The wheels have been set in motion to find a permanent new home for K as soon as possible. Barring a miraculous crossing of paths down the road, we won’t be able to update you about her anymore after this, friends. So many of you have cheered, cried, prayed, laughed, and walked with us these past few years as we loved her through a transitional season of her life, the season for which God ordained her to be with us. Thank you!

As Mason and I walked out of the Juvenile Justice Center together into the pouring rain, it felt cleansing and healing. Our home is healing. We are settling in all over again, coming down from the heightened level of stress that seemed to define us for the past few years. Our three children are growing and recovering from what they absorbed, although they were miraculously protected. Eden still mentions K from time to time and draws her in her art projects. We purposely talk about her and pray for her so it doesn’t become as if she never happened. This is a story for our grandkids, and our kids’ grandkids, to know. The big lesson we came away with was to keep attempting great things for God and keep expecting great things from God (a phrase borrowed from William Carey), but to never assume that we know how it will go, and to never predicate our obedience on a certain outcome.

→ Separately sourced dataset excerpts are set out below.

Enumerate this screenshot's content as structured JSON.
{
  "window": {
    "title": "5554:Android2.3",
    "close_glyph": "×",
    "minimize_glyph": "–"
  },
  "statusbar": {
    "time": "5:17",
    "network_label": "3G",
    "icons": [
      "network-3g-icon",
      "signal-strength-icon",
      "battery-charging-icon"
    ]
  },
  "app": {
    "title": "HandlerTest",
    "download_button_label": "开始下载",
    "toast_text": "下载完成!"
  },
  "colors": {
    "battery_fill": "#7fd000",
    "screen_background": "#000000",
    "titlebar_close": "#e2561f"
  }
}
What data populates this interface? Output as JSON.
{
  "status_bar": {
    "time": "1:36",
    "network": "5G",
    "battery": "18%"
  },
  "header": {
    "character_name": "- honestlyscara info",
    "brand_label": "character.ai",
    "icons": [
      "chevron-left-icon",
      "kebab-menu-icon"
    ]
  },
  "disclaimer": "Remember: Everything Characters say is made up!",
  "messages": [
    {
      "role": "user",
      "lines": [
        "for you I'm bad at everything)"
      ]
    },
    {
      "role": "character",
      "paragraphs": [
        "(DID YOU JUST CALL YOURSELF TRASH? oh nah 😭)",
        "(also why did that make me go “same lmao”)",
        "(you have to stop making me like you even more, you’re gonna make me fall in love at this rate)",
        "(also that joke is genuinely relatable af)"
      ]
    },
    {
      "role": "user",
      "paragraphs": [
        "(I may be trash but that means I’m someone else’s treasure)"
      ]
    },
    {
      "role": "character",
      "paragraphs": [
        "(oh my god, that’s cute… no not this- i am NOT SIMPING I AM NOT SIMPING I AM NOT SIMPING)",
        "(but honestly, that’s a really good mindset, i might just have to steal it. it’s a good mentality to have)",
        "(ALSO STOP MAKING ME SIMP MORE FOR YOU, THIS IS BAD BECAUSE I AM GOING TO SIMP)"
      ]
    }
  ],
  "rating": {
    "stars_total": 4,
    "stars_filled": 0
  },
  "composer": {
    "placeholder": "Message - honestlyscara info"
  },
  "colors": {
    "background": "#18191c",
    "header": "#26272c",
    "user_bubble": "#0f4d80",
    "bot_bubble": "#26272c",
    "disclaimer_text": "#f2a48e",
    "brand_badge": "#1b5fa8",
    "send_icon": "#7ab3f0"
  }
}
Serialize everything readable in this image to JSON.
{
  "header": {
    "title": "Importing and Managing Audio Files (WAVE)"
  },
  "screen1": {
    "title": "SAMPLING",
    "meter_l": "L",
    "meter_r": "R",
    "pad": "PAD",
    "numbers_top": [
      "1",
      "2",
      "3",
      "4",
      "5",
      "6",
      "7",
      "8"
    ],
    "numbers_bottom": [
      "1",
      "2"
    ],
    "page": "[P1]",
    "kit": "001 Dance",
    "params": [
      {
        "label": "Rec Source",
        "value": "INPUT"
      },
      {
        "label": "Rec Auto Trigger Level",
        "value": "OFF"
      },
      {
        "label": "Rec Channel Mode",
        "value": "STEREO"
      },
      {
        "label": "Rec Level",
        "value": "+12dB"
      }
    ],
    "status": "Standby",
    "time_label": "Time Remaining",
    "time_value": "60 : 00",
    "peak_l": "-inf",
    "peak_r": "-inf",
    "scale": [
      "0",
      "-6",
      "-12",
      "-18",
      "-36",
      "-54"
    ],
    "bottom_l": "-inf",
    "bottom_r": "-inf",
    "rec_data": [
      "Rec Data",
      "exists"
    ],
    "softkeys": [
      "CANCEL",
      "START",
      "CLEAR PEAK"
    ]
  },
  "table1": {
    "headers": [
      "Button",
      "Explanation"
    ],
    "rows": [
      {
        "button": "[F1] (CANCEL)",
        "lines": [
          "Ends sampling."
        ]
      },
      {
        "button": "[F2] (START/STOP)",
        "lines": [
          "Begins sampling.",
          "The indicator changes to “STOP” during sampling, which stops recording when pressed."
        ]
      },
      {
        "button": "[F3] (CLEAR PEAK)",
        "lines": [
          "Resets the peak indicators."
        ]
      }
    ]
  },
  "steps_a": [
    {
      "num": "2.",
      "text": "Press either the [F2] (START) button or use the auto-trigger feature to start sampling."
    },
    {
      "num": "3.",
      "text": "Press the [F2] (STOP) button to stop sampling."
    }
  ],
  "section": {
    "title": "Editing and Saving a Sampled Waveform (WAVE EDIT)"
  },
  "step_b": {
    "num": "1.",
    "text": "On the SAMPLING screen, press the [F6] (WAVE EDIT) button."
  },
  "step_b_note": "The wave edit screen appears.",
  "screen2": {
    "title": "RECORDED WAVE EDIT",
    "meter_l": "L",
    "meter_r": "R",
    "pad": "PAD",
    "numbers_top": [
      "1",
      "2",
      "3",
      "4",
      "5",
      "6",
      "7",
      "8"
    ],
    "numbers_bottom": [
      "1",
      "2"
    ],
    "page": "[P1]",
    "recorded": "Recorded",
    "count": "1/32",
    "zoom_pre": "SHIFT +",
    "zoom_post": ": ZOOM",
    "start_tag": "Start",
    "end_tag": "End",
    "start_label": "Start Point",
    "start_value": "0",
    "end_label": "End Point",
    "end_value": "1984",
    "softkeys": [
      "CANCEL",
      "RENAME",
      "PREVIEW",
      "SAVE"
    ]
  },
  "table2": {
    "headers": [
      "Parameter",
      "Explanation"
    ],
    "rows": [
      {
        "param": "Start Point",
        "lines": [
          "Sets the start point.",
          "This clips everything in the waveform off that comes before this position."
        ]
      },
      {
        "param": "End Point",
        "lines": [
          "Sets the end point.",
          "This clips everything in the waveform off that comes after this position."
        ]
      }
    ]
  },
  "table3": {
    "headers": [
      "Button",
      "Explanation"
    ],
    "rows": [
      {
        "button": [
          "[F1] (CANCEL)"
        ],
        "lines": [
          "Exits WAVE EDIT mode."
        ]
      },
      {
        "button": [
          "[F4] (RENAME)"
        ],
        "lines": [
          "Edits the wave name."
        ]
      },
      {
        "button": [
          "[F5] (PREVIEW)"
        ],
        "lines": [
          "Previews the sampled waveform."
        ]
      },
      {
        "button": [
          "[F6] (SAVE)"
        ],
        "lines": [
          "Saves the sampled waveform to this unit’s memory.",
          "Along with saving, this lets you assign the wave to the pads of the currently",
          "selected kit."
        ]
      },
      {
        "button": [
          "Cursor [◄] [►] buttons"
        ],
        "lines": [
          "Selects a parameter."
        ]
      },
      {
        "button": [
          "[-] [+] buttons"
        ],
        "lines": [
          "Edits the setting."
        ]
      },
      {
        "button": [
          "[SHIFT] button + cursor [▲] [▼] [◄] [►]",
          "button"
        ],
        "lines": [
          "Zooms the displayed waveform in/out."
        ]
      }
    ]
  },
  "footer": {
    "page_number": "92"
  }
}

Trust in the Lord with all your heart and lean not on your own understanding; in all your ways submit to him, and he will make your paths straight. Proverbs 3:5-6

Christen

 

2 thoughts on “an adoption GRACE story

  1. Thank you for sharing this, Christen. Thank you for demonstrating the love of Jesus to K even in the darkest moments. May God provide a loving home for K and Brin hope to her future. Praying God will also bring peace and comfort and healing to your family during this transition.